SDN UK 2016: The Last Mile of Design

Last month at the Service Design Network Conference in London, our Associate Director of Strategy, Nathaniel Giraitis, co-presented alongside Toby Norman, the CEO of Simprints, to talk about “The Last Mile of Design.” Here are the key takeaways of their talk:

Closing the gap at “The Last Mile”

Despite some of the most well-intentioned (and well-funded) efforts by non-profits many initiatives fail to make the impact they had hoped. One reason: while traditional products and services receive user feedback in the form of repeat purchase and consumer comments, non-profits often develop solutions out-of-context and then “gift” them to beneficiaries, with little follow up or feedback. Sadly, this results in something we call “graveyards of good intention” — discarded products and unusable materials, all because the end user was not fully engaged in the development of their solution. Focusing on real global problems, bringing passion, inspiration, and solid funding can take you very far… but until you close that loop and include your end users, there will always be a gap. This is what we mean by the “Last Mile” of design.

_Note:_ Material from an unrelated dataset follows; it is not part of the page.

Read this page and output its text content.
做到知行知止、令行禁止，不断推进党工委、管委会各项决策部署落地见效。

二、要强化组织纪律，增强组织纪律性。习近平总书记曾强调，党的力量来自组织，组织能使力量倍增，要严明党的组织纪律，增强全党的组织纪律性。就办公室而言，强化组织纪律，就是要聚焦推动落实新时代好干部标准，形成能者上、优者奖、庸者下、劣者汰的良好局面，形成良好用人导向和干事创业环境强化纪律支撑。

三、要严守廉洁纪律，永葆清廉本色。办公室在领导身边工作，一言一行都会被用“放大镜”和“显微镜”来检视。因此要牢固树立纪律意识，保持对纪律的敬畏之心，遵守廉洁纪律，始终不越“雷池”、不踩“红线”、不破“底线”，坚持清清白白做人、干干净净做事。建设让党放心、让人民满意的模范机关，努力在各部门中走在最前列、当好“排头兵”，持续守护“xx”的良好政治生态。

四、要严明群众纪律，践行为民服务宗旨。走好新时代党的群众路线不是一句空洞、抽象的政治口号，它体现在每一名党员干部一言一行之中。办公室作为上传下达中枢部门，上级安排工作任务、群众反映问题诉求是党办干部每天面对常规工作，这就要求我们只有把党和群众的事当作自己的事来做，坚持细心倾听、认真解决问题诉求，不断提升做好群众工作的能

Going beyond designing one-time solutions

Of course, good user-centered design methodology is key to creating meaningful solutions in under-privileged parts of the world, but can we go even further? As products and solutions increasingly leverage digital services, the opportunity to co-create and iterate remotely with end users in developing nations becomes even more viable. With the Simprints fingerprint scanner, the team in Cambridge was able to send updated screens to the digital interface in Bangladesh for testing, even turning physical features like lights and vibration on and off. Moreover, the Simprints team was able to enlist “User Champions” within the local NGO office, who would coordinate collecting user feedback and facilitating the local co-creation of the end solution while maintaining engagement with the community.

Empowering design-capable companies to change the world

The fact of the matter is, whether you’re a non-profit startup like Simprints, or a large multi-national corporation, embracing and adopting user-centered design processes is not an option, it’s the path forward to creating real value in the world ahead. For non-profits, enabling success results not just in satisfied customers, but improved quality life or even saving lives. In our partnership with Simprints, we didn’t just hand over design deliverables — we taught them how to use tools like user journeys and design research methodologies to enable them to be more design-capable themselves. This approach, we hope, will empower organizations to have even more impact, bringing the power of design to some of the world’s biggest problems.